Yes, Woomera Travellers’ Village has everything a weary traveller could want, a bar which does a roaring trade in cheap beer and cask wine and a pizza restaurant, although this didn’t open at time of writing, despite the caravan park being packed every night I was there. Perhaps the pizza chef was off on holiday somewhere else.
Woomera is six kilometres north of the Pimba Roadhouse, and has Cold War origins as a rocket development site for the British and Australian military after the Second World War to the late 1980s. Now largely abandoned, it has the eery atmosphere of a ghost town, inhabited mostly by maintenance staff in high vis vests who trundle down empty streets of slowly decaying houses in work utes fixing stuff.
It’s well positioned, though, Woomera, which accounts for its overnight popularity, located conveniently half-way between Port Augusta and Coober Pedy, in the arid desert of northern South Australia. Grey nomads in caravans heading up the centre to the Top End – and want a powered site – gather here and ‘Hoffy’ Hoffmeier, the balding, middle aged and stressed park manager, watches with eagle eyes as caravanners come and go.
Don’t forget your wheel ramps as the area of the caravan park is on a slight rise; no sites are flat. The sites are like ribs either side of a spine, with perhaps fifteen on each side.
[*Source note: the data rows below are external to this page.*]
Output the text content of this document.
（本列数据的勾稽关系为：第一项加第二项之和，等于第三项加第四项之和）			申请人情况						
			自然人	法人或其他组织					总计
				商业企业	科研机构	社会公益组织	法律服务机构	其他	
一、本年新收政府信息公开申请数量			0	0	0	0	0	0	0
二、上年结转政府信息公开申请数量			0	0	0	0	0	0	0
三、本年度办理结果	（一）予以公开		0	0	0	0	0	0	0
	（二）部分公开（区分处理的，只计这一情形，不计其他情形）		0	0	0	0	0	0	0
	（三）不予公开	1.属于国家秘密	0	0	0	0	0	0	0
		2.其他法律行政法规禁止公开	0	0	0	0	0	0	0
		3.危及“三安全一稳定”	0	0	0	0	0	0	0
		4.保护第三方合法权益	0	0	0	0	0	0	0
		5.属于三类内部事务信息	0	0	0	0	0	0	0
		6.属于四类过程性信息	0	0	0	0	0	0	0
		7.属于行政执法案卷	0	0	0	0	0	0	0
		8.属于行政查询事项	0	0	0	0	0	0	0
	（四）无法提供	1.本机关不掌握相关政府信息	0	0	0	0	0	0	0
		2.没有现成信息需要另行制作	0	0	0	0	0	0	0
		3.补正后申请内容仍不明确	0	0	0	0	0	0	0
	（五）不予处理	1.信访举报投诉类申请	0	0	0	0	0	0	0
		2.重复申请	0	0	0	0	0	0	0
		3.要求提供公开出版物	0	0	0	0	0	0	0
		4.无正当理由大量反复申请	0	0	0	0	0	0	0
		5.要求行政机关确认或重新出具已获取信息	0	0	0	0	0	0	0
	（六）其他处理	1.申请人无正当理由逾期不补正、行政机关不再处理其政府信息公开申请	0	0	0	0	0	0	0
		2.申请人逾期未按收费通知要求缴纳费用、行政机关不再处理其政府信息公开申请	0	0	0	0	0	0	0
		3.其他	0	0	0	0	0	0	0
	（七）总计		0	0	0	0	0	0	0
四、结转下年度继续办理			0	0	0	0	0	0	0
Hoffy is grumpy and unhelpful when I point out the slope and I wonder if he is stuck at Woomera and would rather be somewhere else, like the pizza chef.
Convenient it may be, stylish it is not. The main building housing the office, toilets and laundry is a former military staff accommodation block, three stories high and showing its age. The toilets are old, three of the four showers are out of order; the only shower that does has a bung door that won’t close.
A newer amenities block has three toilets and two showers which are simple but clean. The water pressure is weak, the temperature mild at best. A piece of soap nestles in tissue paper in a take-away container on the sink unit. A poster about not letting anxiety get the better of you passes on its important message to those heading out.
There is a happy ambience in the caravan park, with a gentle daily rhythm of vans of arrivals and departures. At $15 for one person, $25 for two per night, power and water, the caravan park is cheap. Caravans, motorhomes, pop-top campervans and camper-trailers rolled in in a continuous stream, sometimes two or three at a time, from about 12 noon. That night the desert sky was filled with the sound of new friendships being formed at the Cudgee Bar.